In an email to Deputy Senior Pastor Tan Ye Peng, Kong reprimanded him when promotional efforts of Ms Ho's career in China yielded disappointing results. Kong wished he could run the "whole show" the way he ran the church, but as he could not, he put his and Ms Ho's "lives and destiny in the hands of their disciples and spiritual children" and urged Tan not to let them down.
Mr Ong also said Xtron directors did not make decisions about the budgeting and financing of the Crossover Project, as Kong had claimed. He pointed to portions of statements from Tan, Chew and Serina Wee to the Commercial Affairs Department which contradicted Kong’s claims.
XTRON'S CASHFLOW PROBLEMS
The prosecution said Kong was regularly updated about Xtron's cashflow problems, and would have been the one to approve any solutions to make up the deficit. This would ensure Xtron's cashflow problems did not affect its ability to finance the Crossover Project. Xtron was Ms Ho's artiste management firm at the time.

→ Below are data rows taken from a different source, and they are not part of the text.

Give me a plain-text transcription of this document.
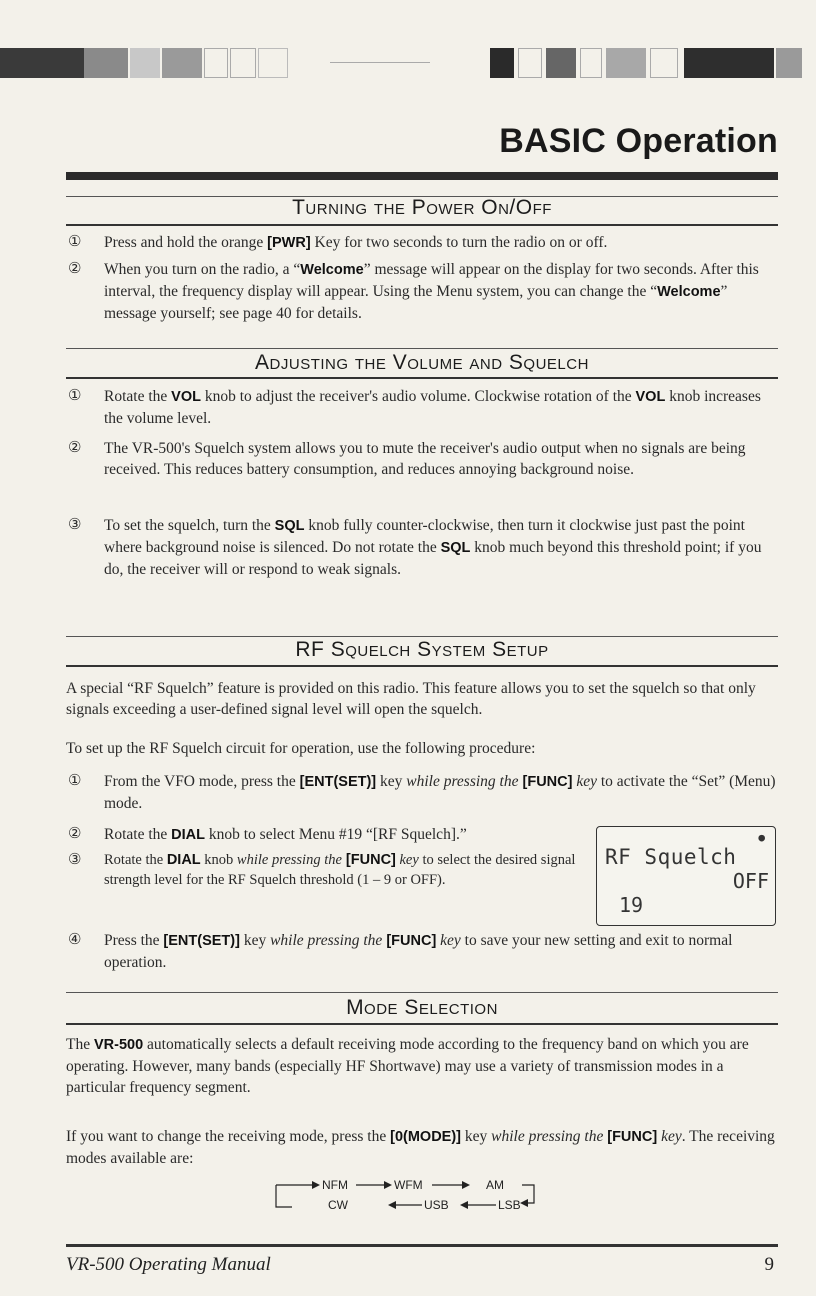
BASIC Operation
Turning the Power On/Off
①	Press and hold the orange [PWR] Key for two seconds to turn the radio on or off.
②	When you turn on the radio, a “Welcome” message will appear on the display for two seconds. After this interval, the frequency display will appear. Using the Menu system, you can change the “Welcome” message yourself; see page 40 for details.
Adjusting the Volume and Squelch
①	Rotate the VOL knob to adjust the receiver's audio volume. Clockwise rotation of the VOL knob increases the volume level.
②	The VR-500's Squelch system allows you to mute the receiver's audio output when no signals are being received. This reduces battery consumption, and reduces annoying background noise.
③	To set the squelch, turn the SQL knob fully counter-clockwise, then turn it clockwise just past the point where background noise is silenced. Do not rotate the SQL knob much beyond this threshold point; if you do, the receiver will or respond to weak signals.
RF Squelch System Setup
A special “RF Squelch” feature is provided on this radio. This feature allows you to set the squelch so that only signals exceeding a user-defined signal level will open the squelch.
To set up the RF Squelch circuit for operation, use the following procedure:
①	From the VFO mode, press the [ENT(SET)] key while pressing the [FUNC] key to activate the “Set” (Menu) mode.
②	Rotate the DIAL knob to select Menu #19 “[RF Squelch].”
③	Rotate the DIAL knob while pressing the [FUNC] key to select the desired signal strength level for the RF Squelch threshold (1 – 9 or OFF).
④	Press the [ENT(SET)] key while pressing the [FUNC] key to save your new setting and exit to normal operation.
●
RF Squelch
OFF
19
Mode Selection
The VR-500 automatically selects a default receiving mode according to the frequency band on which you are operating. However, many bands (especially HF Shortwave) may use a variety of transmission modes in a particular frequency segment.
If you want to change the receiving mode, press the [0(MODE)] key while pressing the [FUNC] key. The receiving modes available are:
NFM	WFM	AM
CW	USB	LSB
VR-500 Operating Manual	9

Mr Ong said: "Xtron's cashflow problems ... ultimately become the Crossover's problems, because it has the potential to derail spending on the Crossover."
Emails revealed that by end-2007, Xtron had a deficit of some S$0.5 million, and that some of the accused, including Kong, had discussed either pumping more of the church's money into Xtron or transferring Xtron's expenses to the church. Eventually, this took the form of the bond transactions at the centre of the criminal charges.
FINANCING NEEDS OF CROSSOVER PROJECT
Mr Ong noted that the proposal to purchase the bonds came about because Kong had tasked Tan and Chew to find a way to finance the needs of the Crossover Project. He also observed that there was "no real assessment of commercial motive on either side, as Xtron would benefit from any accounting adjustments made to allow it to deal with its deficit".
The prosecution charged that the accused would have injected capital into Xtron, regardless of the church having to bear increased expenses. "Whatever financial arrangements needed to be made to capitalise Xtron would be done ... Never mind that the church would end up bearing increased expenses," said Mr Ong.
But Kong argued that these expenses to Xtron would have been legitimate ones and for real services. In the case of the bonds, Kong said he was told they were a good investment.